Erfreulicherweise ist der ideologische Ballast und die Terminologie
aus der DDR-Zeit,[1] sowie die weltanschauliche Fixierung auf die
biologischen Wissenschaften der UdSSR[2] der ersten beiden Auflagen
endlich verschwunden.
Die Teile I - III, welche die Biologiegeschichte der Vorzeit bis zum
19. Jahrhundert chronologisch beschreiben - wobei die Biologie der
Renaissance wieder reichlich kurz gerät - sind im Seitenumfang etwa
gleich geblieben, die Teile IV (Biologie des 20. Jahrhunderts) und V
(Kurzbiographien) hingegen haben ihren Umfang fast verdoppelt. In Teil
IV geht, bedingt durch die Entwicklung der einzelnen biologischen
Disziplinen, die chronologische in eine mehr ideengeschichtliche
Gliederung über. Dieser Teil berücksichtigt jetzt auch angemessen die
Sinnes- und Neurophysiologie. Die Geschichte der Molekular- und
Mikrobiologie, etwa 40 Seiten, ist wohl noch zu jung und in ihrer
Entwicklung zu stürmisch, als daß sie jetzt schon ausreichend
gewürdigt werden kann. Der Artikel über die Anfänge der Gentechnologie
ist mit knapp 3 Seiten überhaupt nicht aussagekräftig.

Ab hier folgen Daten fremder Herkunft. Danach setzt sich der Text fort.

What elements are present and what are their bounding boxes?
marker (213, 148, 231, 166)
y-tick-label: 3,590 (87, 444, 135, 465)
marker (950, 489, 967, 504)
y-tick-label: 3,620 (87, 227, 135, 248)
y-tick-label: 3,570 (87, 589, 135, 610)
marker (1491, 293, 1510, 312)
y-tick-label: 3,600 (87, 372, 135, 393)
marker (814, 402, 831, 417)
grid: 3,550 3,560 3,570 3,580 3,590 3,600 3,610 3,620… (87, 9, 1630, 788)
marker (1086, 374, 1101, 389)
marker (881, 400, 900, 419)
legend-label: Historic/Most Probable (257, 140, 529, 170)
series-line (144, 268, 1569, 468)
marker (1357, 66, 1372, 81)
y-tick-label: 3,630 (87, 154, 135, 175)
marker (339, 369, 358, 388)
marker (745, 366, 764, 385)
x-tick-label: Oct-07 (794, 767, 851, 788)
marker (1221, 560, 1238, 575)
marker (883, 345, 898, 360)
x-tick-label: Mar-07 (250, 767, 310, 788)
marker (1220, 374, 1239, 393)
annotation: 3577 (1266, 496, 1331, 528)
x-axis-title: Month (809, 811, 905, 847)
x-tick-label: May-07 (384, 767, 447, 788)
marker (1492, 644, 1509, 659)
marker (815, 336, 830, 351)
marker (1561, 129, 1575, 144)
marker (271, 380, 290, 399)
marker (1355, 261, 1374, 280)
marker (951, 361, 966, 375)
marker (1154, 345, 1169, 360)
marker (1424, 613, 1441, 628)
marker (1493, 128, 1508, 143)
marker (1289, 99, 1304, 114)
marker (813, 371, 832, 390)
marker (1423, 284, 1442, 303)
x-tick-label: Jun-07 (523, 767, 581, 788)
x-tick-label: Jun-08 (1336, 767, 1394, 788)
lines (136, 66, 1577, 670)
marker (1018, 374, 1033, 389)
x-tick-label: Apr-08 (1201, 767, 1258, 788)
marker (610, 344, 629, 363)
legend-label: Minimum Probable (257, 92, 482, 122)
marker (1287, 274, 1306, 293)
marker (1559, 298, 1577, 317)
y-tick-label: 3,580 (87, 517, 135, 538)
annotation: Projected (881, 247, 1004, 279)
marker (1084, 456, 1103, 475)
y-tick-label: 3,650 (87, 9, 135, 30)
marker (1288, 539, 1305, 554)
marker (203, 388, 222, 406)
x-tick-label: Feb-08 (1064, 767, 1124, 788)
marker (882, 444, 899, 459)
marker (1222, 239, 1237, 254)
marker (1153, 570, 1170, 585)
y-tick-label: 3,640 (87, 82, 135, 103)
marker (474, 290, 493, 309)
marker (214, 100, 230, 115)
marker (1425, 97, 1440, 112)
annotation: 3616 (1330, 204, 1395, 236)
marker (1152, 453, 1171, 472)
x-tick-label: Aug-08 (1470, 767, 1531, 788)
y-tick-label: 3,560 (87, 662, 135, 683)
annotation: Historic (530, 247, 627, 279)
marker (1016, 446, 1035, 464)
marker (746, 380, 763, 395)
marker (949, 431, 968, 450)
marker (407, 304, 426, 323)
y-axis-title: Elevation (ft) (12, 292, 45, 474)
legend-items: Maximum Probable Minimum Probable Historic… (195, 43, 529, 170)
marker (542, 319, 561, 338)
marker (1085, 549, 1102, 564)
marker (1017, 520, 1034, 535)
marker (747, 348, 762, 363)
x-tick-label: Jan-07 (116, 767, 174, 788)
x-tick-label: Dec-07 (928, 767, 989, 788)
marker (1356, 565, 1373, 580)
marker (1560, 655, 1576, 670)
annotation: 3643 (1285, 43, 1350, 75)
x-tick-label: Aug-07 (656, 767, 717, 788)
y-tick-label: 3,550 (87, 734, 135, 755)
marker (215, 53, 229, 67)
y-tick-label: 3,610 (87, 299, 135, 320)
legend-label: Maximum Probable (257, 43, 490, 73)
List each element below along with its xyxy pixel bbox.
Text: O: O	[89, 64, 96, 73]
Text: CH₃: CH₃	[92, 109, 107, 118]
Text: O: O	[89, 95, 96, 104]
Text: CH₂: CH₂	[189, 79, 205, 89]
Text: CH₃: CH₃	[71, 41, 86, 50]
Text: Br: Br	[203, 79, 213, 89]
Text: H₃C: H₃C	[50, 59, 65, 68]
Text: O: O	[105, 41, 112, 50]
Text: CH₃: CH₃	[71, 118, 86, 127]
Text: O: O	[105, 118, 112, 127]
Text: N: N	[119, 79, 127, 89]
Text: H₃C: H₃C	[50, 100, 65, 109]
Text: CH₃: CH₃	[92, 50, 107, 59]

Leider erfährt man so gut wie nichts über die sogenannte
"nationalsozialistische Biologie" mit ihren Problemfeldern Euthanasie
und Rassenhygiene, was man wirklich als gewaltiges Desiderat in einer
Geschichte der Biologie bezeichnen muß.
Die Kurzbiographien[3] wurde von etwa 1.000 auf 1.650 Einträge
erweitert, die Zahl der Portraits wuchs auf 238. Die Lesbarkeit der
Kurzartikel wird durch die vielen Abkürzungen[4] beeinträchtigt, aber
vermutlich ist das Platzproblem bei diesem Umfang nicht anders zu
lösen. Daß aus Platzersparnis auch die exakten Lebensdaten geopfert
wurden ist schade, denn genannt sind lediglich das Geburts- und
Sterbejahr. Sicher ist die Auswahl der Wissenschaftler nicht einfach
zu treffen, aber wenn man schon die bekannten deutschen Zoologen
Wolfgang Tischler und Adolf Remane verzeichnet, darf man Wulf Emmo
Ankel und Joachim Illies eigentlich nicht vergessen. Auch Winnifred
Cutler oder Sidney Altman und Manfred Eigen werden vermißt.[5] Die
Angabe der Jahreszahl bei einigen Portraits ist hilfreich und wäre
durchgehend bei allen zu wünschen.
Gewisse Inkonsequenzen, die auch seitens der Herausgeber eingeräumt
werden, ergeben sich bei den Literaturangaben, die man an drei
verschiedenen Stellen findet: 1. in einem sehr umfangreichen
Verzeichnis der historiographischen Literatur[6] zu den einzelnen
Kapiteln, was sinnvoll ist, 2. in den Kurzbiographien, die
Originalquellen verzeichnen, wobei durchaus kritisch erscheint, welche
Werke des betreffenden Wissenschaftlers hier aufgenommen wurden[7] und
3. in einem Literaturverzeichnis (mit Nachtrag), das die biographische
Literatur aufführt. Die Angaben selbst erscheinen vollständig.
Das Sachregister ist umfangreich und erschließt gut die großen
Bereiche. Zum Nachschlagen einzelner Sachverhalte ist es jedoch nicht
geeignet. Will man beispielsweise die Entdeckung der Maul- und
Klauenseuche nachlesen, findet man diesen Begriff nicht als
Registereintrag; fündig wird man unter dem Stichwort Viren oder über
die Forscher Friedrich Loeffler und Paul Frosch. Beim Personenregister
ist zu bemängeln, daß die Abkürzung der Vornamen willkürlich und wenig
sinnvoll geschieht, eine einheitliche Form wäre hier zu wünschen.[8]
Diese Geschichte der Biologie ist ein gewichtiges Werk (und das nicht
nur im physischen Sinne), dessen Lesbarkeit und Verständlichkeit unter
der Fülle der Einzelinformationen allerdings etwas leidet. Sicher gibt
es im deutschsprachigen Bereich zur Zeit keine vergleichbare
Darstellung, sieht man einmal von dem auf 5 Bände konzipierten Werk
von Änne Bäumer[9] ab, das aber noch nicht vollständig erschienen ist.